Quote of the Day
Never give up on a dream just because of the time it will take to accomplish it. The time will pass anyway.
— Earl Nightingale.
I had a conversation the other day with an engineer to whom I was expressing my frustrations with using Excel to process large data sets of complex numbers. She also has processed large data sets with Excel and commented that she found the processing painful. I told her about how I was using Excel to work with my data sets, but my techniques all seemed contrived and overly complex. While you can use Excel to work with these data sets, it is a bit like trying to use a Swiss Army knife as a screwdriver. Yes, it can turn a screw but there are much better ways!
As we talked about our Excel frustrations, I decided that all my issues with the Excel have to do with its reliance on the concept of a cell.
I have grown weary of the tyranny of the spreadsheet cell. In a spreadsheet, you have to deal with data on a cell level. Even when I think of the data as an aggregation (ex. matrix, list, vector), Excel forces me to deal with each individual data item when the entire data items is better viewed as an aggregation of data. When I apply a function in Excel, I must explicitly apply the function to each individual data item. While Excel does support some forms of aggregation, like with matrices and named ranges, it almost seems like it was added as an afterthought.
My issues are not limited to the lack of data aggregations – Excel is clumsy to use with complex numbers. I recently had to deal with impedance calculations involving a massive number of complex number calculations in Excel – it worked, but it was extremely painful. The same calculations in Mathcad took a couple of simple statements – the brevity was because (1) Mathcad handles complex numbers as easily as real numbers, and (2) Mathcad handles data aggregations as easily as it does individual numbers.
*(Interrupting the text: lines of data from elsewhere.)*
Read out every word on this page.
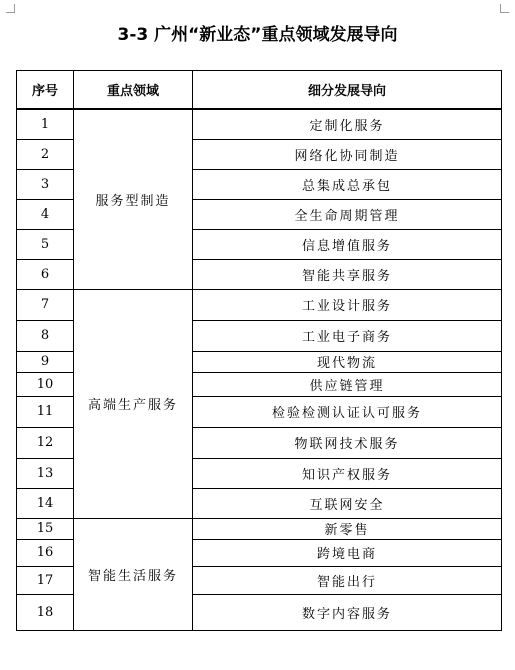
3-3 广州“新业态”重点领域发展导向
序号	重点领域	细分发展导向
1	服务型制造	定制化服务
2		网络化协同制造
3		总集成总承包
4		全生命周期管理
5		信息增值服务
6		智能共享服务
7	高端生产服务	工业设计服务
8		工业电子商务
9		现代物流
10		供应链管理
11		检验检测认证认可服务
12		物联网技术服务
13		知识产权服务
14		互联网安全
15	智能生活服务	新零售
16		跨境电商
17		智能出行
18		数字内容服务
However, Excel does have its strengths – it provides an excellent demonstration of the power of an integrated data analysis environment. The ability to gather data, process the data with automation (i.e. VBA), and to display the data makes for a powerful tool. The power of tool is limited, however, by the cell-based data model. I would argue that ability to deal with data aggregations makes the combination of Rstudio and ggplot2 a far superior data processing environment to that of Excel.
Understand that I work with Excel every day. I even occasionally compete in Excel competitions to keep my skills up. But I do not try to use it to solve every problem. Excel is great for small data sets of real numbers with a tabular structure – it also does well with lists of strings. For almost anything else, Mathcad, Mathematica, or R then become my tools of choice.